Sunday, January 20, 2013

It is safe to say, I hate SLEEP STUDIES!

I know the title is a bit emotional but Thursday I have to endure another sleep study.  I miss sleeping next to Mary.  I don't sleep well when I'm away. 

I hope I don't leave the house and forget something important like the drugs I need to fall asleep. 

In the initial sleep study, I was on 200 mg of Zonisamide and taking 12 mg of Tizanidine just before bedtime.  I'd fall asleep immediately, while I was being wired up.

My blood oxygen level dropped to 70%. Below 80% is considered unsafe according to a Pulmonologist I saw later.

I didn't actually talk to anyone after the first session, the Neurologist who ran the study called, but I was out with another doctor appointment.  She talked to Mary and asked if I was on Vicodin, which I wasn't.

In the second sleep study, also called the treatment study, I was on 150mg of Zonisamide and 12mg of Tizanidine.

I had a breathing mask helpfully placed over my nose and then over my nose and  mouth while I was asleep.  I was re-fitted throughout the night.  I can't imagine how I would put one of those things on by myself.

Let alone assemble one of them. 

I started on Zonisamide for my headache (which can be characterized as an iatrogenic migraine induced by an anti-cancer drug) in June of 2012; using Tizanidine as a rescue drug.

If I had been following the doctor's advice to the letter I would not have been taking the rescue drug to fall asleep so regularly. But I was used to taking a muscle relaxant to fall asleep because of a tumor in my neck in the past and I was very afraid of waking up with pain.  

Sleeping sleeping while lying down made my neck hurt.  I never really tested sleeping without a muscle relaxant.

Three months later I had talked to the the doctor who prescribed them, and explained how I took them and when.  I didn't know that I was doing something dangerous until I talked to the Neurologist November 1st  which was after the treatment study.

Which just proves that you can be injuring yourself and still look pretty good.

The Neurologist  (I talked to two) did not explain how low my oxygen level had fallen or for how long exactly.  Only that it had fallen to a low level and that I had seven events per hour when on my back and two when on my side.   

It was worse in the first study.  The Oxygen deprivation was worse.

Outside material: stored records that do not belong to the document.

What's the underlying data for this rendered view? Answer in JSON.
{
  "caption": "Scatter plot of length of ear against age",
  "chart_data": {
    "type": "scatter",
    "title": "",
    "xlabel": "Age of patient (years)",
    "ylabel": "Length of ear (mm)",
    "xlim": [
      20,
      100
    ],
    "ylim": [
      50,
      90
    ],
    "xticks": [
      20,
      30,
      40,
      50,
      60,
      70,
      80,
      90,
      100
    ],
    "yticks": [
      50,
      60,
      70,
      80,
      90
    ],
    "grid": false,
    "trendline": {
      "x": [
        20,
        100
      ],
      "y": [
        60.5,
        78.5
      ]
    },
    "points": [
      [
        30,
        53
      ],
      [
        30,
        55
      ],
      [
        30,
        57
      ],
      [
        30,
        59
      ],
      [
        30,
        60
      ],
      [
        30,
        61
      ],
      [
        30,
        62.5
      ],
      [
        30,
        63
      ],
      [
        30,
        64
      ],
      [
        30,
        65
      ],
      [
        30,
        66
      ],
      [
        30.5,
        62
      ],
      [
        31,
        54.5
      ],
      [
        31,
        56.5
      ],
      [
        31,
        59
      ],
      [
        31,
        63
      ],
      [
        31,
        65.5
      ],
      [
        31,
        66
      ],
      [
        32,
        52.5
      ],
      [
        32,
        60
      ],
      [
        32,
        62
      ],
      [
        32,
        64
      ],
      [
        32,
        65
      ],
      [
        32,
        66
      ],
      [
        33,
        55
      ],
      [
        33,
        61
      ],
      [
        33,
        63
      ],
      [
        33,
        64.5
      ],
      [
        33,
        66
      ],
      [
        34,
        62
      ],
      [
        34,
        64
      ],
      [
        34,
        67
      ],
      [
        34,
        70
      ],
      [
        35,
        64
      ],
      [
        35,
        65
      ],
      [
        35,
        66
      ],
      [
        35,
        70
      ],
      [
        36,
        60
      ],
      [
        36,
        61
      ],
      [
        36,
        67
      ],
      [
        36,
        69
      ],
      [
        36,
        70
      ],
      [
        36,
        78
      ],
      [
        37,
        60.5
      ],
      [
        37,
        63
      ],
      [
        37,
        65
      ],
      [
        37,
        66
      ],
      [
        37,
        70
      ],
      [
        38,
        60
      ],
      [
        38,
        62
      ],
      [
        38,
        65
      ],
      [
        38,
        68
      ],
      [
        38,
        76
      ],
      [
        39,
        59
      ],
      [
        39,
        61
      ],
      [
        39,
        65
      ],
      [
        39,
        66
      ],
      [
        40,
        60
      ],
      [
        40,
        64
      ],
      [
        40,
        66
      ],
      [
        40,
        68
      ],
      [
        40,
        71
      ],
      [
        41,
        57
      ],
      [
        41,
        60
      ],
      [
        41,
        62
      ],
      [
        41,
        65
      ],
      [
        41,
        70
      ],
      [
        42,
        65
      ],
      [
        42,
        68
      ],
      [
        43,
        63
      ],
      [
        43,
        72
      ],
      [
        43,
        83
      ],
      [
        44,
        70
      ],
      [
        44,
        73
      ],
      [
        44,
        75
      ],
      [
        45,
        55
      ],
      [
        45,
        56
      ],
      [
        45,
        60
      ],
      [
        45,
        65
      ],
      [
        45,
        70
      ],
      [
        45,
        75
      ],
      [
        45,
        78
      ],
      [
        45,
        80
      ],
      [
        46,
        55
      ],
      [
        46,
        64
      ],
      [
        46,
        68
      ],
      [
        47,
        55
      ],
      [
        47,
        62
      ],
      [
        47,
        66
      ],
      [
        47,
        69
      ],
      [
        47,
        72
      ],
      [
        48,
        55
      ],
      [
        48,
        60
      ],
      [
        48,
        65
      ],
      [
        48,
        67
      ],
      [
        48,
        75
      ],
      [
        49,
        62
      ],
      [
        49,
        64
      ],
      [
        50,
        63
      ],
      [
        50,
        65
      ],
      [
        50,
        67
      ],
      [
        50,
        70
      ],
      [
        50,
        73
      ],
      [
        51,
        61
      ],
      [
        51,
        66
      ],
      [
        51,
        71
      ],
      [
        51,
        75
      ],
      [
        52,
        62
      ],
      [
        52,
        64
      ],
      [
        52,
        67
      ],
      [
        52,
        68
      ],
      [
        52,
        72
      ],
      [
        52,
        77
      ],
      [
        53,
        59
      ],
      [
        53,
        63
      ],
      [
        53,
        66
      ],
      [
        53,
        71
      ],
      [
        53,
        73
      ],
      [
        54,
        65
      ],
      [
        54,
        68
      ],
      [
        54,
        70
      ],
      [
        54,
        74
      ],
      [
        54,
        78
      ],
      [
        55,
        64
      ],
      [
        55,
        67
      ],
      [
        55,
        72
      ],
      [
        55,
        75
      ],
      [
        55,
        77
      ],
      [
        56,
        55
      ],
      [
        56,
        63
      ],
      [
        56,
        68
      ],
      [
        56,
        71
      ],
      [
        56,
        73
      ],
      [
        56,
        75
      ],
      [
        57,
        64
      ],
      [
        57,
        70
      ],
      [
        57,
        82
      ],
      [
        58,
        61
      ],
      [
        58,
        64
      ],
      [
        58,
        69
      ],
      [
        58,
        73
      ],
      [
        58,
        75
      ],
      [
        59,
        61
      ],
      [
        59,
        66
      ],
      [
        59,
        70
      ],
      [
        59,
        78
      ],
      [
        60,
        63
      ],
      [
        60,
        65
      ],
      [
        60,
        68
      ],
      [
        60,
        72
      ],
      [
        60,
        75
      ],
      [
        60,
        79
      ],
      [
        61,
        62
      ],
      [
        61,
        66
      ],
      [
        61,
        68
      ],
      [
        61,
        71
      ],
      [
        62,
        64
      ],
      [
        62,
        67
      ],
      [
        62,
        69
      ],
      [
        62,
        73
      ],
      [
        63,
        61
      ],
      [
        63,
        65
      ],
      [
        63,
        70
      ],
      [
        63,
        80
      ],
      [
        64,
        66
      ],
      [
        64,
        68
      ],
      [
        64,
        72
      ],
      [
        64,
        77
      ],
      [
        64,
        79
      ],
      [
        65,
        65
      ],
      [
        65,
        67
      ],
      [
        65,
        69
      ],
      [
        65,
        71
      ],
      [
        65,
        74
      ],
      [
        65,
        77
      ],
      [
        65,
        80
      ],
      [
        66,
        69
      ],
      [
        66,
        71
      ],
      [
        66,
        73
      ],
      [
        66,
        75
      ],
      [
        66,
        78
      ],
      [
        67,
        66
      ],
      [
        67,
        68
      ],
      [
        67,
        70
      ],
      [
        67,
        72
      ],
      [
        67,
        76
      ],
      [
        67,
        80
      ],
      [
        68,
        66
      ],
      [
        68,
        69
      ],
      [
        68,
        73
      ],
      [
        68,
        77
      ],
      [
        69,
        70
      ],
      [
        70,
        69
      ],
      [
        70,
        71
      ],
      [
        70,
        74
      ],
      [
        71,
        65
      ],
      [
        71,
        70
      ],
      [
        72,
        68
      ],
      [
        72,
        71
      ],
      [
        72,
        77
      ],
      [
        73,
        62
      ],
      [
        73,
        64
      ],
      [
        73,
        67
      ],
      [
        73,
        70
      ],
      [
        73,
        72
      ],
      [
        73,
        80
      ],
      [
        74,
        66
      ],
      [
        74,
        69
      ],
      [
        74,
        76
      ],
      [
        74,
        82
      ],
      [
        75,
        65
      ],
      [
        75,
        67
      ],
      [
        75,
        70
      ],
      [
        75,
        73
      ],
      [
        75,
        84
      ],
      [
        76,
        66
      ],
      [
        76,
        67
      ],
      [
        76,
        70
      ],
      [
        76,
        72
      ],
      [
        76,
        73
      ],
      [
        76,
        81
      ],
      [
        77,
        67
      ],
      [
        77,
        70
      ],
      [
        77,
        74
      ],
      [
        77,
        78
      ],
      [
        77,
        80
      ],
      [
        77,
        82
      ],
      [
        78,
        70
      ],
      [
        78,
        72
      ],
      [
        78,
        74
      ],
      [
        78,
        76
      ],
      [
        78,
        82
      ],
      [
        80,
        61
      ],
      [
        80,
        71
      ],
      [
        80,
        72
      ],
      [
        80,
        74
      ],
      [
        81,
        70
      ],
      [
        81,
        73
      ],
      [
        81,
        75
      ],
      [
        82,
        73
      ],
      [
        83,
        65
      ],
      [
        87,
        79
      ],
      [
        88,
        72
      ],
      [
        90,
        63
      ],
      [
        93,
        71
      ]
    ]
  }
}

Both the Neurologists pointed to the Tizanidine as the culprit because it would sedate my muscles to the point where I would not breathe at night.  

By the time I saw the Neurologist(s) for the first time I had reduced the Zonisamide to 100mg which was half the original target dose.  At 100 mg I did not wake up feeling good the following morning and when I took a 50 mg capsule in the evening instead of the 100mg capsule, I felt better.

I had also developed a breathing problem, the mention of which sent me to the Pulmonologist.

The Neurologist thought that my breathing problem during the day was from GERD (Reflux Disease) and said I should take Prilosec OTC for that (which I did eventually); since I was feeling crappy in the morning she suggested either taking the Zonisamide in the morning or breaking up the dose into two doses and taking one in the morning and one in the evening.

I tried the Zonisamide in the morning once and it had too much of an impact on me.  I contacted the my headache doctor and asked that my prescription be modified so I could break up my dosage.

It took a while to get in to see a Pulmonologist .  By that time I was taking 50 mg of Zonisamide in the AM and 50 mg in the PM.

I was taking one Prilosec OTC a day and still had a breathing problem.  The Pulmonologist thought that my breathing problem during the sleep study was from the Zonisamide anesthetizing my mid-brain. 

The plan that my Pulmonologist and I agreed to was for me to reduce the dosage of Zonisamide as far as I could and then do another sleep study.

That's the only way to tell if there is still a problem. 

So in the evening I take 50mg of Zonisamide and 4 800mg tablets of Gabapentin.  The Neurologists said that Gabapentin won't relax my muscles to the point that I don't breathe.

Theoretically.  Of course I'm sure they have clinical evidence to back that up.